If the end goal here is to generate a self signed certificate, one can also use openssl, it is not necessary to use certutil if it is not available at the time or the machine used. For example:

openssl req -x509 -newkey rsa:4096 -keyout kibana-server.key -out kibana-server.crt -subj '/CN=kibana.node.cn' -days 365

This is not true. Chrome (and all other major browsers) can handle hostname validation just fine when the host name matches the CN of the certificate. What matters, and I think this is what caused issues for you, is that if you add a SAN in the certificate then it has to be correct as the browser will disregard the CN and try to match the SAN.

This is not a bug per se, but rather a known limitation. As you can see in our documentation , both server.ssl.certificate and server.ssl.key are defined as

Paths to the PEM-format SSL certificate and SSL key files, respectively.

This is only required for your use case, which is that you want to access Kibana on kibana.node.cn while it's running on localhost. This is also why it is applicable/advisable to generate a self-signed certificate for Kibana, and instruct your browser to explicitly trust this by importing it as you specify below.

This is best practice and users should be encouraged to do this, but as both I and @TimV explained to you in this and your other post, this has nothing to do with the error message you get in Kibana.

I tried several times with my chrome browser and found that the subject Alternative Name needs to be presented in the certificate and should be the same as the hostname you input in your browser address line. The CN doesn't work. It is probably because

Support for commonName matching in Certificates (removed)

, which I found on google.

This is not a bug per se, but rather a known limitation. As you can see in our documentation , both server.ssl.certificate and server.ssl.key are defined as

The elasticsearch-certutil can generate two types of certificate, one is pkcs12 file which integrates both the certificate and the private key, the other is separate *.crt and *.key file. I tried pkcs12 file, and extracted .crt and .key file from it, and found that running bin/kibana error, saying decrypt error of the certificate. And I have compared the .crt and .key files derived directly from elasticsearch-certutil with option --pem, to the .crt and .key files extracted from the pkcs12 file generated from elasticsearch-certutil, finding that the previous two are smaller.

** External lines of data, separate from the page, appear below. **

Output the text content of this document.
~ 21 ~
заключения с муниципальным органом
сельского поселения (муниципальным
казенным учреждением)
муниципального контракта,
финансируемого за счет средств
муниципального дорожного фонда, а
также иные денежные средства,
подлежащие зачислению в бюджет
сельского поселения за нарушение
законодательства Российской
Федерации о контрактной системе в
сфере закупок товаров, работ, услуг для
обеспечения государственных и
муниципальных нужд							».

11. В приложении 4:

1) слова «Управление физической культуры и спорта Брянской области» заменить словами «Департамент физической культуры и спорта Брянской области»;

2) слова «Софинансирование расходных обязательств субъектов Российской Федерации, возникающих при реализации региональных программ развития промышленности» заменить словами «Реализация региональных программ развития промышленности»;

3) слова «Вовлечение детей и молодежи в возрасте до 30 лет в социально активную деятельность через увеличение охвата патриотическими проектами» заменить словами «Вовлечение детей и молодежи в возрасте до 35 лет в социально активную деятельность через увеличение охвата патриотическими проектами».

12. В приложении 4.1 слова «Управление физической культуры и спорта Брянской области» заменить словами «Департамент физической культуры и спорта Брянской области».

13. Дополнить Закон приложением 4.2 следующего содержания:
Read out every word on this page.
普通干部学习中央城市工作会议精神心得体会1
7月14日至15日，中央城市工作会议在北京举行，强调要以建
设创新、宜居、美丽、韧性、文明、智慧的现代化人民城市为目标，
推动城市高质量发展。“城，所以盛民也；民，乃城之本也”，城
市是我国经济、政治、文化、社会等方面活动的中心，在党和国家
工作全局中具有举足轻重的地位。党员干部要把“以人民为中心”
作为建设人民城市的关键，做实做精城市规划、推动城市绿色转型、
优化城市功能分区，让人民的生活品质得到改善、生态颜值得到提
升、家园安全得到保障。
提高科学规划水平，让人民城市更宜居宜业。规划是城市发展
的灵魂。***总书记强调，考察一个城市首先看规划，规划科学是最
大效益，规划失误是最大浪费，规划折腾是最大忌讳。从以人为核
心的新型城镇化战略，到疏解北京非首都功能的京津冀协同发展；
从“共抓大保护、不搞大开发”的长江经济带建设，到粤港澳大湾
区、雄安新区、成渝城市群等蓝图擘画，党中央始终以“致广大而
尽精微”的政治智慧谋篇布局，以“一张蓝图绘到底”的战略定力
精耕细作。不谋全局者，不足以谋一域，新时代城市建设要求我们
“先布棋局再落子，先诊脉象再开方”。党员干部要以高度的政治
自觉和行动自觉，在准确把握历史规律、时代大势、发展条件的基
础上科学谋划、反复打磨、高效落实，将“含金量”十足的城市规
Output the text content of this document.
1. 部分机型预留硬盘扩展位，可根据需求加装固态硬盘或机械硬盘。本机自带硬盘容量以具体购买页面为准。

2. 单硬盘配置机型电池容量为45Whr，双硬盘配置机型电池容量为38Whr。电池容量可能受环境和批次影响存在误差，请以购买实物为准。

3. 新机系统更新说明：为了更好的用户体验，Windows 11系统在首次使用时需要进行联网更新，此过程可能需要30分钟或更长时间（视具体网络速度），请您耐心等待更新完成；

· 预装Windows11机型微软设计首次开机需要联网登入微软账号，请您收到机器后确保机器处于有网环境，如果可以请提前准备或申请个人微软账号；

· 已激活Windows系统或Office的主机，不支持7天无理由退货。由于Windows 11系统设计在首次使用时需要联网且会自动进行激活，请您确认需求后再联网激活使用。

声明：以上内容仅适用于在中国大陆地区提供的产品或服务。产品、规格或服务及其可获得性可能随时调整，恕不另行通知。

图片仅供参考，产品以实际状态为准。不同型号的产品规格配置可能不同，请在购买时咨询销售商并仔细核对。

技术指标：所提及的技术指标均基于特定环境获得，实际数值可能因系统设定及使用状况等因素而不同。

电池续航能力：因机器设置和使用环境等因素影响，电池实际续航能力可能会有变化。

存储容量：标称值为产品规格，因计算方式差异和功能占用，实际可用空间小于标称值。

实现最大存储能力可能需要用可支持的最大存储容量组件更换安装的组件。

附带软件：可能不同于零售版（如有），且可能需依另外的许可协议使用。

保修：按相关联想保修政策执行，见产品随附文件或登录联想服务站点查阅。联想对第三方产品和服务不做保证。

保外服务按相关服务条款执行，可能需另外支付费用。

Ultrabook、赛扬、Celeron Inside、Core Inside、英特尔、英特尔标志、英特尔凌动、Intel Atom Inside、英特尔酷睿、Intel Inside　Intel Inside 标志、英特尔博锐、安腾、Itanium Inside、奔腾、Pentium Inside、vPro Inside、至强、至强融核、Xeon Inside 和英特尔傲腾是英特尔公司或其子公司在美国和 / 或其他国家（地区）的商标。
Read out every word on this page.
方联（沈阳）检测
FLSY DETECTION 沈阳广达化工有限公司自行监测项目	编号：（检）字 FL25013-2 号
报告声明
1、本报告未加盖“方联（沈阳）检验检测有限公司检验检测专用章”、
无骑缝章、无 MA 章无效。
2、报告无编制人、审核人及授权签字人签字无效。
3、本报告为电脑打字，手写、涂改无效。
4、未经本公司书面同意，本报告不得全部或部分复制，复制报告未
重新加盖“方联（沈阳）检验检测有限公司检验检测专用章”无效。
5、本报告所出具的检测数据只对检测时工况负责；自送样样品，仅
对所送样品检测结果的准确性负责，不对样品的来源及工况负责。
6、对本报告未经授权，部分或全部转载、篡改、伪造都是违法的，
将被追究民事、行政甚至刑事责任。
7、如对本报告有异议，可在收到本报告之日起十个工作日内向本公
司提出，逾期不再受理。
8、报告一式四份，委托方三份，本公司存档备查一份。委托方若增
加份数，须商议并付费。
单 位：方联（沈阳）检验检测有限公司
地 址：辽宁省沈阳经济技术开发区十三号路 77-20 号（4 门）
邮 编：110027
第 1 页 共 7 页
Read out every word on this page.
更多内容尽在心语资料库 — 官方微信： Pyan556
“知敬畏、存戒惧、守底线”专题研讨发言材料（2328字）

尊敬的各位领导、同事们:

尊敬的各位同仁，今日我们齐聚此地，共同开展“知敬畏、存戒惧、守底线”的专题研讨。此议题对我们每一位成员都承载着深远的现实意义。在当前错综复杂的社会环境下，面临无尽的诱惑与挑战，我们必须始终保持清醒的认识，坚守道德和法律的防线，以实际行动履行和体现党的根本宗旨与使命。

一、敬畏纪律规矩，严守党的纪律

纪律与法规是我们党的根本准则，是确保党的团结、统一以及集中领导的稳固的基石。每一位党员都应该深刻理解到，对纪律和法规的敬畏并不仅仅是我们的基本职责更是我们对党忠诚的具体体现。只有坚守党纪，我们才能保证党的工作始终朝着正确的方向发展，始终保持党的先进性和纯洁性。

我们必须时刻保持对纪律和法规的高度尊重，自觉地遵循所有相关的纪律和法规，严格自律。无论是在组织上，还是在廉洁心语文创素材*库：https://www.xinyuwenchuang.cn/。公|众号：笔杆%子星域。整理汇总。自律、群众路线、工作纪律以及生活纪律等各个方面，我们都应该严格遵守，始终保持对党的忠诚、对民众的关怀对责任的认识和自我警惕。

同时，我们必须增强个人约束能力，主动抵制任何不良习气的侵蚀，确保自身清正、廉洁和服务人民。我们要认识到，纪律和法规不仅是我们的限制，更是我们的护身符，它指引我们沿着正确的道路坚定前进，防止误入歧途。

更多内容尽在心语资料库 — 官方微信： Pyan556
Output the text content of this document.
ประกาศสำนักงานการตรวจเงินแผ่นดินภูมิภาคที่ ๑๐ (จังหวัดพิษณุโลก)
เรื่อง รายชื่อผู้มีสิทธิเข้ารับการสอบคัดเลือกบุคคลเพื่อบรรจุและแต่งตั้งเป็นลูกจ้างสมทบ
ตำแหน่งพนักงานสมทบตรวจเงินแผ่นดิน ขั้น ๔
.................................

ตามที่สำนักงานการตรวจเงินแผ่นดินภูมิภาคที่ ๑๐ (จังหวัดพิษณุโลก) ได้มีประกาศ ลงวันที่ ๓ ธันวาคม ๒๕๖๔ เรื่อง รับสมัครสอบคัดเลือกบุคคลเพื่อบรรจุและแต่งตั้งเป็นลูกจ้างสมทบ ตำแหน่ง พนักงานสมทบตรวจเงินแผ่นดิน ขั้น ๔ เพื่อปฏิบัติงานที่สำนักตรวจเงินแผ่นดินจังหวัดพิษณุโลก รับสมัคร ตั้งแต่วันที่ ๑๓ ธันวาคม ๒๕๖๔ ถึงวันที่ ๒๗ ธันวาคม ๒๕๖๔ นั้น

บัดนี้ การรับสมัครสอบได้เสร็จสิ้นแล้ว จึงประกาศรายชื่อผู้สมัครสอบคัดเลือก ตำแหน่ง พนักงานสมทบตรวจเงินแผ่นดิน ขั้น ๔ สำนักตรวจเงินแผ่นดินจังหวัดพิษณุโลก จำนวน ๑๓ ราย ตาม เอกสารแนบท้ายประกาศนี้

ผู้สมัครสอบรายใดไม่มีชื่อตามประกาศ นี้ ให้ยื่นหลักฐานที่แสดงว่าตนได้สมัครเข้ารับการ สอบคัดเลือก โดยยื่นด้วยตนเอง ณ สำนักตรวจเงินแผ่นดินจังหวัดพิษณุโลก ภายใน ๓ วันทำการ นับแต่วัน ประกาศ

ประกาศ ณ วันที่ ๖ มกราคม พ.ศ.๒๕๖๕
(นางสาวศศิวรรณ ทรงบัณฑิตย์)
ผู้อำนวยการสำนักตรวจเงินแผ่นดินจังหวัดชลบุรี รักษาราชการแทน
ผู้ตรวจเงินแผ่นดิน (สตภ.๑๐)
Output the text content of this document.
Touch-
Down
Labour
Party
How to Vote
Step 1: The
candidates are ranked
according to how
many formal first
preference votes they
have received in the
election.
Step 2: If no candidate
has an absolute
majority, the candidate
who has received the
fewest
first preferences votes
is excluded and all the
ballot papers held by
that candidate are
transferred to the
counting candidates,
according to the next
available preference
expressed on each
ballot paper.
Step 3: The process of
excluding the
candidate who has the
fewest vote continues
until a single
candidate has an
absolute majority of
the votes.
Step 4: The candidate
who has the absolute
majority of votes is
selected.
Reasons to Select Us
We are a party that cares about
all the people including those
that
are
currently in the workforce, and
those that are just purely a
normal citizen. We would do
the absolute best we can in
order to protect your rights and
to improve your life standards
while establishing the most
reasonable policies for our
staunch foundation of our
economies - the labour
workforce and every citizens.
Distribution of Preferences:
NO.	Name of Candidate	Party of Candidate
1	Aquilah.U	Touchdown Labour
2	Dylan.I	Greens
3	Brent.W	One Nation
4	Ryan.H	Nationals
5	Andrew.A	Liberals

And I guess that this is some sort of incompatibility of elasticsearch stack.

I tried several times with my chrome browser and found that the subject Alternative Name needs to be presented in the certificate and should be the same as the hostname you input in your browser address line. The CN doesn't work.

I stand corrected, this is true. The same behavior is true for Firefox but only applies to CA signed certificates ( 1245280 - don't fall back to subject common name for name information for new certificates ) , which would explain why I haven't come across this before. Thanks for the follow up !

  • This is unrelated to the behavior you described before as a bug, my previous answer was addressing that.
  • If you provide the exact steps for reproduction, then we would be able to explain to you exactly what happens. I can only assume that when you exported the key and certificate files from the PKCS#12 with openssl, you added a password to the private key file but then failed to set server.ssl.keyPassphrase in kibana.yml so kibana could not decrypt the private key and use it. This would explain both the error you got and the fact that the file had different size.